Après Dernière heure ou, plus anciennement à l'époque de leur collaboration avec Delcourt, Larme Ultime, les éditions Akata nous proposent ici une nouvelle oeuvre de science-fiction quelque peu atypique, dans la mesure où elle accorde la première place à la tranche de vie et au quotidien dans un univers SF pourtant sombre. Prépubliée au Japon de 2015 à 2018 dans le magazine Big Comic Spirits de Shôgakukan sous le nom Ageku no Hate no Kanon, Kanon au bout du monde est une oeuvre en 5 tomes qui est la toute première série longue de Kyo Yoneshiro, une mangaka qui a commencé sa carrière en 2013 avec des récits plus courts, et qui, au fil de ses premières années en tant que mangaka, a été joliment remarquée et complimentée par d'autres artistes, comme les mangakas Keiko Nishi, Takako Shimura et Shuzo Oshimi, ou encore les romanciers Fuminori Nakamura et Sayaka Murata. Autant dire que pour un début de carrière, cette jeune autrice s'offre déjà un beau pedigree qui donne très facilement envie de découvrir ses oeuvres.
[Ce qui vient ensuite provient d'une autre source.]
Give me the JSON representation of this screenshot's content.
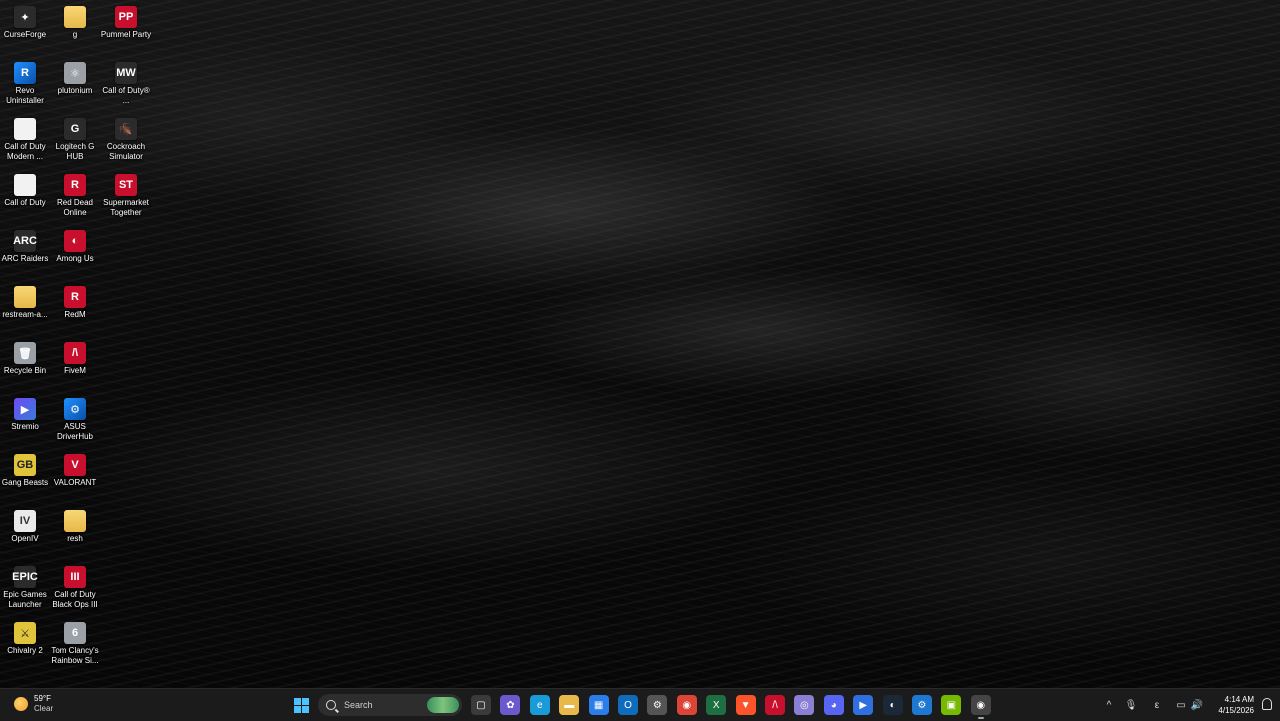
{
  "desktop_icons": [
    {
      "label": "CurseForge",
      "icon": "curseforge-icon",
      "glyph": "✦"
    },
    {
      "label": "g",
      "icon": "folder-icon",
      "glyph": ""
    },
    {
      "label": "Pummel Party",
      "icon": "pummel-party-icon",
      "glyph": "PP"
    },
    {
      "label": "Revo Uninstaller",
      "icon": "revo-uninstaller-icon",
      "glyph": "R"
    },
    {
      "label": "plutonium",
      "icon": "plutonium-icon",
      "glyph": "⚛"
    },
    {
      "label": "Call of Duty® ...",
      "icon": "call-of-duty-icon",
      "glyph": "MW"
    },
    {
      "label": "Call of Duty Modern ...",
      "icon": "shortcut-file-icon",
      "glyph": ""
    },
    {
      "label": "Logitech G HUB",
      "icon": "logitech-g-icon",
      "glyph": "G"
    },
    {
      "label": "Cockroach Simulator",
      "icon": "cockroach-simulator-icon",
      "glyph": "🪳"
    },
    {
      "label": "Call of Duty",
      "icon": "shortcut-file-icon",
      "glyph": ""
    },
    {
      "label": "Red Dead Online",
      "icon": "red-dead-online-icon",
      "glyph": "R"
    },
    {
      "label": "Supermarket Together",
      "icon": "supermarket-together-icon",
      "glyph": "ST"
    },
    {
      "label": "ARC Raiders",
      "icon": "arc-raiders-icon",
      "glyph": "ARC"
    },
    {
      "label": "Among Us",
      "icon": "among-us-icon",
      "glyph": "◐"
    },
    {
      "label": "restream-a...",
      "icon": "folder-icon",
      "glyph": ""
    },
    {
      "label": "RedM",
      "icon": "redm-icon",
      "glyph": "R"
    },
    {
      "label": "Recycle Bin",
      "icon": "recycle-bin-icon",
      "glyph": "🗑"
    },
    {
      "label": "FiveM",
      "icon": "fivem-icon",
      "glyph": "/\\"
    },
    {
      "label": "Stremio",
      "icon": "stremio-icon",
      "glyph": "▶"
    },
    {
      "label": "ASUS DriverHub",
      "icon": "asus-driverhub-icon",
      "glyph": "⚙"
    },
    {
      "label": "Gang Beasts",
      "icon": "gang-beasts-icon",
      "glyph": "GB"
    },
    {
      "label": "VALORANT",
      "icon": "valorant-icon",
      "glyph": "V"
    },
    {
      "label": "OpenIV",
      "icon": "openiv-icon",
      "glyph": "IV"
    },
    {
      "label": "resh",
      "icon": "folder-icon",
      "glyph": ""
    },
    {
      "label": "Epic Games Launcher",
      "icon": "epic-games-icon",
      "glyph": "EPIC"
    },
    {
      "label": "Call of Duty Black Ops III",
      "icon": "black-ops-3-icon",
      "glyph": "III"
    },
    {
      "label": "Chivalry 2",
      "icon": "chivalry-2-icon",
      "glyph": "⚔"
    },
    {
      "label": "Tom Clancy's Rainbow Si...",
      "icon": "rainbow-six-icon",
      "glyph": "6"
    }
  ],
  "taskbar": {
    "weather": {
      "temp": "59°F",
      "condition": "Clear"
    },
    "search_label": "Search",
    "apps": [
      {
        "name": "task-view",
        "glyph": "▢"
      },
      {
        "name": "copilot",
        "glyph": "✿"
      },
      {
        "name": "edge",
        "glyph": "e"
      },
      {
        "name": "file-explorer",
        "glyph": "▬"
      },
      {
        "name": "microsoft-store",
        "glyph": "▦"
      },
      {
        "name": "outlook",
        "glyph": "O"
      },
      {
        "name": "settings",
        "glyph": "⚙"
      },
      {
        "name": "chrome",
        "glyph": "◉"
      },
      {
        "name": "excel",
        "glyph": "X"
      },
      {
        "name": "brave",
        "glyph": "▼"
      },
      {
        "name": "fivem-taskbar",
        "glyph": "/\\"
      },
      {
        "name": "app-circle",
        "glyph": "◎"
      },
      {
        "name": "discord",
        "glyph": "◕"
      },
      {
        "name": "app-blue",
        "glyph": "▶"
      },
      {
        "name": "steam",
        "glyph": "◐"
      },
      {
        "name": "asus-app",
        "glyph": "⚙"
      },
      {
        "name": "nvidia",
        "glyph": "▣"
      },
      {
        "name": "obs-active",
        "glyph": "◉"
      }
    ],
    "tray": {
      "chevron": "^",
      "mic": "🎙",
      "lang": "ε",
      "network": "▭",
      "volume": "🔊",
      "battery": "▯"
    },
    "clock": {
      "time": "4:14 AM",
      "date": "4/15/2026"
    }
  }
}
Dès le début, la mangaka nous offre une construction assez maligne, installant d'emblée une tranche de vie au premier abord classique, entre la découverte de Kanon et celle de ses seuls passe-temps: son job et son amour inconditionnel mais impossible pour Sôsuke. Ce n'est d'abord que par petites touches, au fil de quelques détails intrigants, que l'on comprendre qu'il y a autre chose, avant que le contexte quasiment post-apocalyptique ne se dévoile plus en détails. Si Sôsuke apparaît si inaccessible aux yeux de son amoureuse transie, ce n'est pas pour rien: il est adulé par tout le pays pour sa lutte contre les entités extraterrestres, il est beau, il fait partie des privilégiés vivant sous terre tandis que notre héroïne est une modeste employée à la surface, et surtout il est déjà marié à une femme ravissante et faisant partie de l'élite. Pourtant, Sôsuke reste étonnamment un homme très abordable: il n'est aucunement élitiste, fréquent des boutiques de la surface dont la pâtisserie où travaille Kanon, parle facilement à notre héroïne... Rien de mieux pour déstabiliser toujours plus Kanon !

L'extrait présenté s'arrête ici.